The Easiest Halloween Costumes Ever

The Easiest Halloween Costumes Ever

All right, Sparklers: we’re rapidly approaching the only holiday that gives you a free pass to look completely and utterly ridiculous, and we want give you the tools to pull off that ridiculousness with swagger and verve. Below are 10 of the easiest costumes we could think of. The hardest part will be deciding which one (or eight) you want to use.

1. Ellen DeGeneres: Wear a sweater, a vest, or a button-up shirt, pull on some vaguely unflattering pants, and DO NOT STOP DANCING ALL NIGHT. If possible, hire a DJ and a gigantic crowd of people—the former to follow you around blasting “Play that Funky Music, White Boy" and the latter to clap, shimmy, and vocally praise the greatness of your hip thrusts.

2. The 2nd Amendment: There are two ways to go about this, and both of them are so brilliant they should be declared unconstitutional (feel free to borrow that joke and use it to impress and appall your friends). First, take a plain white T-shirt and write “The 2nd Amendment” on it with a Sharpie, a crayon, or human blood from Tuesday’s ritual sacrifice. Next, rip the sleeves off the shirt and show off your “guns,” OR, cover your arms in fleece/fur and wear fuzzy mittens with claws attached. The Right to “Bear” Arms—get it?

3. A Newspaper: Get a newspaper. Tape it to your shirt. Done.

4. Any Adjective You Can Think Of: Wanna be “Irresistible”? Wrap your entire body in double-sided tape and nonchalantly bump into attractive strangers. Bonus: this costume also covers the adjective “Sticky.”

5. Angst-Ridden Teenager: Roll your eyes whenever anyone speak to you, frantically scribble bad poetry into a tiny notebook, heave exasperated sighs at the mention of your name, and answer every question with “whatever” or “bite me.” When the occasion calls for it (and especially when it doesn’t), say “GAWD, THIS SUCKS. I HATE EVERYTHING SO MUCH!” loud enough to shatter eardrums.

6. That Adorable Kid from Where the Wild Things Are: Run away from home, but not before you craft some cute animal ears out of construction paper and tape. Tell everyone you meet that you ate your family, and then pout in an extravagantly lovable manner about having the worst home life imaginable. Howl. A lot.

7. Harry Potter in an Invisibility Cloak: Place a pair of shoes in the corner at your friend’s Halloween party. Return home. When your friend asks why you weren’t at her little shindig, just say: “I was wearing my invisibility cloak. Didn’t you see me standing in the corner?” The only downside to this costume is that you have to skip all the parties you’re invited to. But we think it’ll be worth it. Maybe.

8. A Kleptomaniac: Perfect a look that projects just the right mix of “nervous” and “greedy.” Casually slip small household objects into the pockets of your conspicuous trench coat.
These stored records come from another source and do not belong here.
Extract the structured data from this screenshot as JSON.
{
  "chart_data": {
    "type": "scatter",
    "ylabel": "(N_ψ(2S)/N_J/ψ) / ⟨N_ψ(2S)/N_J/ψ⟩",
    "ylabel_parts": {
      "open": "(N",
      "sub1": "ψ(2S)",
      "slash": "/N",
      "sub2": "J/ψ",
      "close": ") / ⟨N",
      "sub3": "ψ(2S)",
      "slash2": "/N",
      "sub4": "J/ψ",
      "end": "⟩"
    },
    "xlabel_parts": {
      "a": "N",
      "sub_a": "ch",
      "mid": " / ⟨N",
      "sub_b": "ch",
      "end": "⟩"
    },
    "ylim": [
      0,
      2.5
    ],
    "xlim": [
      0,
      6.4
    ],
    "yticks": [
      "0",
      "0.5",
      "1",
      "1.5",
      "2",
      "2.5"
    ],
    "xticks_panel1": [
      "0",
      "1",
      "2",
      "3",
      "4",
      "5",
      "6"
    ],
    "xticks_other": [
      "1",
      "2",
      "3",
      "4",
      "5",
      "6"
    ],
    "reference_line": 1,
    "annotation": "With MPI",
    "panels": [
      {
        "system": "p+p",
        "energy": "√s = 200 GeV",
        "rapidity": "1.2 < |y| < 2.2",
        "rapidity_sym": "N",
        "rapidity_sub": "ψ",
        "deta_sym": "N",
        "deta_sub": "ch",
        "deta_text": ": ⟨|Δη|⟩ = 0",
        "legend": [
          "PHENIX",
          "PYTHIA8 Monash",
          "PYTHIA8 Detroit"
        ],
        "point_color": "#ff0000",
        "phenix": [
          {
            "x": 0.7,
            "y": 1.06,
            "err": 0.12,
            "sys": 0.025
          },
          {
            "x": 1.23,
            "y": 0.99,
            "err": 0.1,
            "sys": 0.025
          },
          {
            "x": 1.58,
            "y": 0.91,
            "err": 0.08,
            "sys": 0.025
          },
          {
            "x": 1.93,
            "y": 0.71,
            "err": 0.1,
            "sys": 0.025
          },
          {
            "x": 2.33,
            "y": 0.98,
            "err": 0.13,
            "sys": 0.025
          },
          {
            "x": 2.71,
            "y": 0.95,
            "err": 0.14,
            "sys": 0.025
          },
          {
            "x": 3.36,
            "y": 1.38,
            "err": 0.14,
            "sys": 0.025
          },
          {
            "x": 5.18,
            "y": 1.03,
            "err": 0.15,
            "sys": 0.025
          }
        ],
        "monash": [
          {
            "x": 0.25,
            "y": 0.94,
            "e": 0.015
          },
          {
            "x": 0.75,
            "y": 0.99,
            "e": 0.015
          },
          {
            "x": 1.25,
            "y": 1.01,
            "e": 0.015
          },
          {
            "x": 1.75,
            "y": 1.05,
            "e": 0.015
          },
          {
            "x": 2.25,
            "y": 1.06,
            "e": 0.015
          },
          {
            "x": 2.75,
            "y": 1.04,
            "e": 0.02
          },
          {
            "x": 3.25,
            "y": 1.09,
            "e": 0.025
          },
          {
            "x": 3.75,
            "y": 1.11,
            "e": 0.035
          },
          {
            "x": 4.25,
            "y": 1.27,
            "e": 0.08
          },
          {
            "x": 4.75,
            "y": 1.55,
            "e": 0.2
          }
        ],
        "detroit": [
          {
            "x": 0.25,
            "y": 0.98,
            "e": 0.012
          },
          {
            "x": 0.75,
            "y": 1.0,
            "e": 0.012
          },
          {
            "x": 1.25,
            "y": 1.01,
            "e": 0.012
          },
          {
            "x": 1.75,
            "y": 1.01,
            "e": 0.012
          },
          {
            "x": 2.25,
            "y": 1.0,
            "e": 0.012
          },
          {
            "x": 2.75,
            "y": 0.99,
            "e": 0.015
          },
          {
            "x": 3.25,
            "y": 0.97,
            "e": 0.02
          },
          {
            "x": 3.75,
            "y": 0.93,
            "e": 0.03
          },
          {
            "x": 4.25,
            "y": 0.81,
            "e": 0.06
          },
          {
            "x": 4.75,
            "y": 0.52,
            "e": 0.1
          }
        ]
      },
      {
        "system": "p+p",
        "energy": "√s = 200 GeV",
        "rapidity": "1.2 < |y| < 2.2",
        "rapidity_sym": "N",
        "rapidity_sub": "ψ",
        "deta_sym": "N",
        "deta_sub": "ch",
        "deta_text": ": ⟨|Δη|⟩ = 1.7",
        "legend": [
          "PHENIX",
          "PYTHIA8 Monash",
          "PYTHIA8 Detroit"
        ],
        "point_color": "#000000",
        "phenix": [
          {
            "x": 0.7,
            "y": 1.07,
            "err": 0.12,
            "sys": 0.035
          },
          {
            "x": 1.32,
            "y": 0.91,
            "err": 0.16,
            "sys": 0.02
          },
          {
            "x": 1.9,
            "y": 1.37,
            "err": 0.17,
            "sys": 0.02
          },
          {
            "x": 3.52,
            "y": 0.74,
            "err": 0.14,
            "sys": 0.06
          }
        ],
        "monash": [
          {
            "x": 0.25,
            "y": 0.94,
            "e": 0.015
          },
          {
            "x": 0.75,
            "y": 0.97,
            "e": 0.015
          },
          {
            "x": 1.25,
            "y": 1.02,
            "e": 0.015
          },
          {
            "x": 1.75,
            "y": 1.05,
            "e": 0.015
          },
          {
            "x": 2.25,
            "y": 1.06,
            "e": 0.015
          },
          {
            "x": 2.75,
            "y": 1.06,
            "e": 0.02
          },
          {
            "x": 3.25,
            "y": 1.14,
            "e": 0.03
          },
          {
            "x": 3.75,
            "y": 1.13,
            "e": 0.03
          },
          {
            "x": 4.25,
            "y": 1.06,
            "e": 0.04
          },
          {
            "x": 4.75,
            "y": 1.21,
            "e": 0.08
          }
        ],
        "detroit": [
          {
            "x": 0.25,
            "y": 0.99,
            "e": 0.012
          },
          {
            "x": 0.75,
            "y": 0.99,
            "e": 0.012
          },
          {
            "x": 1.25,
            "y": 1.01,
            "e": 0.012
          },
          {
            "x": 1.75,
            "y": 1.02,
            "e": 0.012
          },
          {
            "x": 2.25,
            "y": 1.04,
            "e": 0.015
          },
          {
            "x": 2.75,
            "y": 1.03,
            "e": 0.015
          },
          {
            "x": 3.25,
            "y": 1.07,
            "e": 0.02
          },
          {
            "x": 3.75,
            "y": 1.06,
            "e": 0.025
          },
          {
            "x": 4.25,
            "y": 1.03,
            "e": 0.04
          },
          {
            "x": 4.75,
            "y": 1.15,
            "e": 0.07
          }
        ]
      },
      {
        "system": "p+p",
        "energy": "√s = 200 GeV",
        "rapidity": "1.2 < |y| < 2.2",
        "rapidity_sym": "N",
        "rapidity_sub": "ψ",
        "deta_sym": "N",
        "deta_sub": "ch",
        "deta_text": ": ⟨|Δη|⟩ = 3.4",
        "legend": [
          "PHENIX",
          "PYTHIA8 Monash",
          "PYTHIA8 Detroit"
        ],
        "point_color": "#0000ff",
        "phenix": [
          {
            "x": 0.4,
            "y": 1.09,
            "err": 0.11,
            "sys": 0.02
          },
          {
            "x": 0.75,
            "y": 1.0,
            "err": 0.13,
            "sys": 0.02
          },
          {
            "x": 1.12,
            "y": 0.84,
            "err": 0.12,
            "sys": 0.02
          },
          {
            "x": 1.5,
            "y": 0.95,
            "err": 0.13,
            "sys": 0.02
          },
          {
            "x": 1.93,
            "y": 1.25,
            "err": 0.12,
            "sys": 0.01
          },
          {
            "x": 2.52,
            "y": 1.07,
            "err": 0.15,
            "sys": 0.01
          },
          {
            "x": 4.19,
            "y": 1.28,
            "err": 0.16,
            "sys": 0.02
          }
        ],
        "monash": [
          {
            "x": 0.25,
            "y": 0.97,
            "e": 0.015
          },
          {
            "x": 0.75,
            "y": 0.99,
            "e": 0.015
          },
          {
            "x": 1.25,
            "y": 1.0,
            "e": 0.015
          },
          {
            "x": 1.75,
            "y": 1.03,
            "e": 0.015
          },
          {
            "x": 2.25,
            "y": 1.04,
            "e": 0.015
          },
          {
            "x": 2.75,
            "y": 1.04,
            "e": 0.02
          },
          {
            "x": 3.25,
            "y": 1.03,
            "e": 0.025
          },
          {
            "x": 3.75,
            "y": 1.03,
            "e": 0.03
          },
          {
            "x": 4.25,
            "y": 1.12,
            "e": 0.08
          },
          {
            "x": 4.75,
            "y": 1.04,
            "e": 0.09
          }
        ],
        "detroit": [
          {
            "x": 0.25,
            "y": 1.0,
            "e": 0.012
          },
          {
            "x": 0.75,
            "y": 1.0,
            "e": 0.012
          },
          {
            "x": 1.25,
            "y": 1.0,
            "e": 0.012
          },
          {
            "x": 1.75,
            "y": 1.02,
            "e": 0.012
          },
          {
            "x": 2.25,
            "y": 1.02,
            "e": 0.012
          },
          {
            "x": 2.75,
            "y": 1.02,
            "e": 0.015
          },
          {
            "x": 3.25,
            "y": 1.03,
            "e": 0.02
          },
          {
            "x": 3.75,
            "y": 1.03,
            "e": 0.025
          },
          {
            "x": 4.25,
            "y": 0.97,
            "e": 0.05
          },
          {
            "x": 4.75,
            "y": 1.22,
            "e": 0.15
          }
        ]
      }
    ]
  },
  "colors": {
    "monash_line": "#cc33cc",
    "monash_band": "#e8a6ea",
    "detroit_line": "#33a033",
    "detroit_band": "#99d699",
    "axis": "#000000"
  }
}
At the end of the night, get caught hauling a ping-pong table out the back door, and reveal that you’ve also stolen most of the silverware, nine rolls of toilet paper, and Benny’s pet goldfish, Dito.

9. A Bed Sheet: This is a brilliant twist on that stand-by classic, the “Bed Sheet Ghost.” You know, the one where you cut two holes into a white sheet and walk around reppin’ Casper all night? Well, we removed the element of acting, and creativity. If you want to get crazy and spice things up, go as a Pillowcase.

10. “Your Mom”: Go for the gold in something outlandish, skanky, and horrifying. Whenever anyone asks what you’re supposed to be, smirk and raise an eyebrow, then drawl, “Your mom.” You might get punched in the throat, but hey, what’s Halloween without a a few friendly fist fights, right?

Now go forth and astound the masses. It’s Halloween, the most wonderful time of the year!